What did he then do? He returned home, back to the family farm in Cumbria – and that is where he still is! So how have things worked out for him? In the last two pages of his memoir he recalls a particular moment, and it’s with this that his award-winning book concludes.

It’s springtime, and he’s returning his flock to the hills. His sheep are bred to fend for themselves in rocky terrain and he enjoys watching them find their way in the rough fields – they’re happy to be back.

The author takes his cue from his sheep and decides to lie down in the grass and drink from a nearby stream. He rolls on his back to watch the clouds racing by with his sheepdogs lying at his side. Rebanks then ends his book, writing: ‘This is my life. I want for no other.’

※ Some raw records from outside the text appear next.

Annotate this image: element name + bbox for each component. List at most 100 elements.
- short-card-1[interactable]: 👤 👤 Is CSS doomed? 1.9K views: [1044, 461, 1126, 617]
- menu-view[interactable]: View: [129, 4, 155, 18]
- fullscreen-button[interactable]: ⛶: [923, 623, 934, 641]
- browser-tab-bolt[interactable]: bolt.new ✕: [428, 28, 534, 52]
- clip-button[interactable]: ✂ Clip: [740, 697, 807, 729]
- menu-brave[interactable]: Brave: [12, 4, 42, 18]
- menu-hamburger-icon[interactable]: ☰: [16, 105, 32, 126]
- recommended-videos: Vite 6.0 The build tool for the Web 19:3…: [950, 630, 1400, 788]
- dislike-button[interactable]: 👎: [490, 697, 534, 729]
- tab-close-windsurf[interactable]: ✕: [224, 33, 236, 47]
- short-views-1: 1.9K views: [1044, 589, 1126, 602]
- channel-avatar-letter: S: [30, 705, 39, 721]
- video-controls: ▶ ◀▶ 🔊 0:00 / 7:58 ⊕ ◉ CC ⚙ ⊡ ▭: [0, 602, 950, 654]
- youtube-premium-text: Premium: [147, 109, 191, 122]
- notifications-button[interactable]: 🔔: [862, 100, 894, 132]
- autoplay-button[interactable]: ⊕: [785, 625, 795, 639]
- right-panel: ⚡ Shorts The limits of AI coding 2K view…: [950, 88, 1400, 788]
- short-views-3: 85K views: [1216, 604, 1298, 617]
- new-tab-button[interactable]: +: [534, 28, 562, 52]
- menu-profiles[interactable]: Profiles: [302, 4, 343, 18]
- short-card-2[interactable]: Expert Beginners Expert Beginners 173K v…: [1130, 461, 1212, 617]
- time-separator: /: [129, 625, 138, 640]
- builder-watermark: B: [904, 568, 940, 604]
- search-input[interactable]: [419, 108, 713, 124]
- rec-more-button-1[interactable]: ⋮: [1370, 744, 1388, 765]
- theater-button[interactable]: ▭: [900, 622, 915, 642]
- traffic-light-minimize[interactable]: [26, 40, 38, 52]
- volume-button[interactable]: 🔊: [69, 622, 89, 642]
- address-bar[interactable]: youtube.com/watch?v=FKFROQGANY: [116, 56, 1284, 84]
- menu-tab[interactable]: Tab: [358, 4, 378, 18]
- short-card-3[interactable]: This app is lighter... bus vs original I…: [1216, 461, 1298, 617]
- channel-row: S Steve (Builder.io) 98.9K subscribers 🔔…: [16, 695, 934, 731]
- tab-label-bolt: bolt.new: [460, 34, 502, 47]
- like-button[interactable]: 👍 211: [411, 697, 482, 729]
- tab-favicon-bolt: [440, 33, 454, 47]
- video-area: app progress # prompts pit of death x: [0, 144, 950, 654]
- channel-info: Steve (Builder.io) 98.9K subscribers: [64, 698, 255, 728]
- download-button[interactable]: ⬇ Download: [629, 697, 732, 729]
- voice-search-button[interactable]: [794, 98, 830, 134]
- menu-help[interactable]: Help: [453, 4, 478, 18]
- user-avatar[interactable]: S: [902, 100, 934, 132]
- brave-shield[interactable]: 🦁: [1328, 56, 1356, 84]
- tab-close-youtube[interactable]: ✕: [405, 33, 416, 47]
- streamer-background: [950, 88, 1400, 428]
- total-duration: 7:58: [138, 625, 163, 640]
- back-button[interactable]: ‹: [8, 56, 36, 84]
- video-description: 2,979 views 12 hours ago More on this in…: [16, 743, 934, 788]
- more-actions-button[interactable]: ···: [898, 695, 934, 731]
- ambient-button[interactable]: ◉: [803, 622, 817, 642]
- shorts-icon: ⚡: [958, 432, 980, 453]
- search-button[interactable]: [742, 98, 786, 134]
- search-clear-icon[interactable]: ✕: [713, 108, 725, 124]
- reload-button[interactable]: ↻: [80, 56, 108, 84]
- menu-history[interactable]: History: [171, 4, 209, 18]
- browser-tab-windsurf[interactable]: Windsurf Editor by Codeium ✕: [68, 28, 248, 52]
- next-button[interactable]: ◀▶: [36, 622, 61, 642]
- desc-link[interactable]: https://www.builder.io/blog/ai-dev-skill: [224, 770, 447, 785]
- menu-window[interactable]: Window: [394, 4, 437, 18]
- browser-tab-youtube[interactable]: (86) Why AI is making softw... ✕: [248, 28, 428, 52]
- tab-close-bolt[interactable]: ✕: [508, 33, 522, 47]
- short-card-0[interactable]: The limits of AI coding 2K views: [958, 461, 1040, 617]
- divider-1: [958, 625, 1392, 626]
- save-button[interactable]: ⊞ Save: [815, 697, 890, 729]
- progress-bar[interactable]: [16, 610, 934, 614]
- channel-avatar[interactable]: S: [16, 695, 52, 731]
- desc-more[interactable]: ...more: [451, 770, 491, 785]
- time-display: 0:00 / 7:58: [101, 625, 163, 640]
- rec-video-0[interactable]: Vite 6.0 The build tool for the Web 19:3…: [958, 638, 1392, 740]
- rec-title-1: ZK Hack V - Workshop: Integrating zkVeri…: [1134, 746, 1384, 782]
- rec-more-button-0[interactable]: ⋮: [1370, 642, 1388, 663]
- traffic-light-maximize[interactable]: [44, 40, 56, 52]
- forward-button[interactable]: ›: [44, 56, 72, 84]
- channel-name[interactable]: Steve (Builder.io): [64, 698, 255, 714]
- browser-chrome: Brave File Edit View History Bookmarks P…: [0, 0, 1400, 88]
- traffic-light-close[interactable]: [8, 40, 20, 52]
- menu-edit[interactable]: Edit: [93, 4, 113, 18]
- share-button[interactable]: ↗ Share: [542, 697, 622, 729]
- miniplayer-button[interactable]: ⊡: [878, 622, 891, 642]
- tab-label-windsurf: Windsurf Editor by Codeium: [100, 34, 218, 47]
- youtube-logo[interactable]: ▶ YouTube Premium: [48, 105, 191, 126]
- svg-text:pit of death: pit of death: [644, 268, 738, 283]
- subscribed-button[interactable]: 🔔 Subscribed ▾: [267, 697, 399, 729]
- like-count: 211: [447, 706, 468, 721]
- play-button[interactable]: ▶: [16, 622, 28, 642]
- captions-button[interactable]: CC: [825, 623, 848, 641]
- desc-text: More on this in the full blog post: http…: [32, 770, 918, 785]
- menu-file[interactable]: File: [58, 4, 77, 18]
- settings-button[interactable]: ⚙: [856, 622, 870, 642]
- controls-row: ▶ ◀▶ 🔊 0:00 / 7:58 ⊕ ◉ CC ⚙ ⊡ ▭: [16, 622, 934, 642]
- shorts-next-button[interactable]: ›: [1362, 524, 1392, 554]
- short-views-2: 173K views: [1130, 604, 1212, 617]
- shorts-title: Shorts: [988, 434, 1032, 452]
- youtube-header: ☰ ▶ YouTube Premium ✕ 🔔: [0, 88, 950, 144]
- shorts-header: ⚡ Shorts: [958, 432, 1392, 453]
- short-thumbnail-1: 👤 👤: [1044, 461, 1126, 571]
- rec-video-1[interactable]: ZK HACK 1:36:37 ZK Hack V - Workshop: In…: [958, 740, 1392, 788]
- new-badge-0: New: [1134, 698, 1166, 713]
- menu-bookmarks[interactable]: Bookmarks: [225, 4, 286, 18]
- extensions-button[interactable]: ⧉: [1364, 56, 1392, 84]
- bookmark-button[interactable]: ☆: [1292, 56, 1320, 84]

‘This is my life. I want for no other.’ Doesn’t that expresses something of the goal of God coming amongst us in Christ that we celebrate every Christmas?

We’ve seen how all the Christmas stories talk in very different ways about the origins of Jesus – that his source lies not in time, but in eternity.

We’ve also seen how all the Christmas stories talk in very different ways about Christ’s life – that there was never room for Jesus in any inn.

But they also talk about the purpose of his life. The angels announce good news of great joy to all people! John’s prologue refers to Christ empowering us to become children of God!

I hear an echo of this part of the Christmas story in the brief last line of this shepherd’s memoir.

And if I’m right, then I hope that you too are able to say: ‘This is my life. I want for no other.’